Now a member of Congress, Santos has resisted calls to resign and recently announced he was running for reelection. He said his lies about his life story, which included telling people he had jobs at several global financial firms and a lavish real estate portfolio, were harmless embellishments of his resume.
Pressure on him to quit, though, has been intense. Reporters and members of the public hounded him. He was mocked on social media and late-night television.
Fellow New York Republicans demanded he resign, saying he had betrayed voters and his own party with his lies.
“I reiterate my call for George Santos to step down,” Rep. Mike Lawler, R-N.Y., said in a statement. Lawler unseated an incumbent Democrat last year, and he’s headed for a tough campaign for re-election next year.
Even House Speaker Kevin McCarthy, R-Calif., seemed open to endorsing Santos’s removal from Congress. When asked about his opinion on removing Santos, the House speaker told CNN, “I’ll look at the charges.”
Besides questions about his life story, Santos’ campaign spending stoked scrutiny because of unusual payments for travel, lodging and other items.

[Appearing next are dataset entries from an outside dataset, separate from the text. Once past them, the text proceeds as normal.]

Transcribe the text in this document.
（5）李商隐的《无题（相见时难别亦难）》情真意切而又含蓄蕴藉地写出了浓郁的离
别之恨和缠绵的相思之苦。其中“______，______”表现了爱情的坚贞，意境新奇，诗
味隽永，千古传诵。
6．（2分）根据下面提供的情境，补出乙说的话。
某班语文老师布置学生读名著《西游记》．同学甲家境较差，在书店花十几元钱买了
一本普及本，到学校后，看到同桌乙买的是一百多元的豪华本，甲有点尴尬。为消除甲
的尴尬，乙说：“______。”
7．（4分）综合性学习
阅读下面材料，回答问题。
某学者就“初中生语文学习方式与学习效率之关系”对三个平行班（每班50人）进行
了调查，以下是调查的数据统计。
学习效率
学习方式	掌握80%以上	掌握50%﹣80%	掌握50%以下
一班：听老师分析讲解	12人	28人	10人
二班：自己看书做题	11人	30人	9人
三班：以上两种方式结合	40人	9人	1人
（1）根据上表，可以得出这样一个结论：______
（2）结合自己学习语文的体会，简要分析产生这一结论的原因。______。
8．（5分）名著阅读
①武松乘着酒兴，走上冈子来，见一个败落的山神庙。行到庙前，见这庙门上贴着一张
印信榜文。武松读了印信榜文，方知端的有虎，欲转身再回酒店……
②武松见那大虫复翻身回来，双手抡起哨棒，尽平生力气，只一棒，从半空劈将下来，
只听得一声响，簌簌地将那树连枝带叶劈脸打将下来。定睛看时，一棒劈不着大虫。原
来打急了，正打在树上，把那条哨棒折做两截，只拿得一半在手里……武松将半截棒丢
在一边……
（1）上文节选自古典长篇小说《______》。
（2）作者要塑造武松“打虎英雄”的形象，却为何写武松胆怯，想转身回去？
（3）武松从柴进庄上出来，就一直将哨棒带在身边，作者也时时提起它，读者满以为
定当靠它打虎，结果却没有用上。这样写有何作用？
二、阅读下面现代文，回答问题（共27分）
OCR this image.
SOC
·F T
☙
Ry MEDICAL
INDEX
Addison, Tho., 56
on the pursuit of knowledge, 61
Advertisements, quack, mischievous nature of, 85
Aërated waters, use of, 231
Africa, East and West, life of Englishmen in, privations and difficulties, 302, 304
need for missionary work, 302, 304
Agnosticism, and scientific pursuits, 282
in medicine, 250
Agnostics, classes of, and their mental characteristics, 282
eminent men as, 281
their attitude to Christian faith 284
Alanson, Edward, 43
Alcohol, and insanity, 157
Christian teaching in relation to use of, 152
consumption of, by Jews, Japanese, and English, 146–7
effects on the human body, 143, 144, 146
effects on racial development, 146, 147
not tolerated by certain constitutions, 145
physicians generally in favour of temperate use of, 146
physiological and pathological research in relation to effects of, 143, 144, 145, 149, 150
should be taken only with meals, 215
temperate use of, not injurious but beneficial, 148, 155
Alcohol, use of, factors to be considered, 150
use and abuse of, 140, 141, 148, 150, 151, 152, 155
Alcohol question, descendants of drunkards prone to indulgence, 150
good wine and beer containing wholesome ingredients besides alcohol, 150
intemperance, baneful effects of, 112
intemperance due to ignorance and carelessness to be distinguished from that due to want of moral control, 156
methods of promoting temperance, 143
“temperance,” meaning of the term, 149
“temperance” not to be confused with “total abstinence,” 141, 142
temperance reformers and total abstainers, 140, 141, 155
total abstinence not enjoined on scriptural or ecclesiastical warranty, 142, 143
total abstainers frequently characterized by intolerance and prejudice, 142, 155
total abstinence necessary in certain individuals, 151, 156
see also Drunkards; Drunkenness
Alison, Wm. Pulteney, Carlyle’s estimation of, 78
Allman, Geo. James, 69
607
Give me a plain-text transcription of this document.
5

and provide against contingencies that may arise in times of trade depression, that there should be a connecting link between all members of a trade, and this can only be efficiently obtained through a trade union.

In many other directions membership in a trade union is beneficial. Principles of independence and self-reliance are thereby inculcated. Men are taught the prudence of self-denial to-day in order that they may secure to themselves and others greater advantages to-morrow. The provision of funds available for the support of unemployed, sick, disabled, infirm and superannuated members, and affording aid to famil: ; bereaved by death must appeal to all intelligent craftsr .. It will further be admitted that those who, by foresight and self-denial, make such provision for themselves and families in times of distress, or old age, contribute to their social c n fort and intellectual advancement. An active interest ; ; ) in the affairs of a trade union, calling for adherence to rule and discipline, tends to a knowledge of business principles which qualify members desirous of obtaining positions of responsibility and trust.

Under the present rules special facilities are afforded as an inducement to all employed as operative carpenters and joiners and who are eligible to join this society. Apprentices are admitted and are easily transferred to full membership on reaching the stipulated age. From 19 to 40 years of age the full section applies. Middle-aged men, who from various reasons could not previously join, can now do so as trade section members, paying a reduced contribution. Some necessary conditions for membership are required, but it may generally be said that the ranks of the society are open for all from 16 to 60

The nonpartisan Campaign Legal Center lodged a complaint with the Federal Election Commission and urged regulators to investigate Santos. The “mountain of lies” Santos propagated during the campaign about his life story and qualifications, the center said, should prompt the commission to “thoroughly investigate what appear to be equally brazen lies about how his campaign raised and spent money.”
Nassau County prosecutors and the New York attorney general’s office had previously said they were looking into possible violations of the law.
In his filings with the FEC, Santos initially said he loaned his campaign and related political action committees more than $750,000 — money he claimed came from a family company.
Yet, the wealth necessary to make those loans seems to have emerged from nowhere. In a financial disclosure statement filed with the clerk of the U.S. House in 2020, Santos said he had no assets and an annual income of $55,000.
His company, the Devolder Organization, wasn’t incorporated until spring 2021. Yet last September, Santos filed another financial disclosure form reporting that this new company, incorporated in Florida, had paid him a $750,000 salary in each of the last two years, plus another $1 million to $5 million in dividends. In one interview, Santos described the Devolder Organization as a business that helped rich people buy things like yachts and aircraft.
Court records indicate Santos was the subject of three eviction proceedings in Queens between 2014 and 2017 because of unpaid rent.
Some Republicans, including those in his district, have sharply castigated Santos for his dishonesty. The Nassau County Republican Committee, which had supported his candidacy, said it would not support Santos for reelection.
Santos lost his first race for Congress in 2020. However, he ran again in 2022, and he won in a swing district encompassing some suburbs of Long Island and a sliver of Queens.
The Associated Press contributed to this article.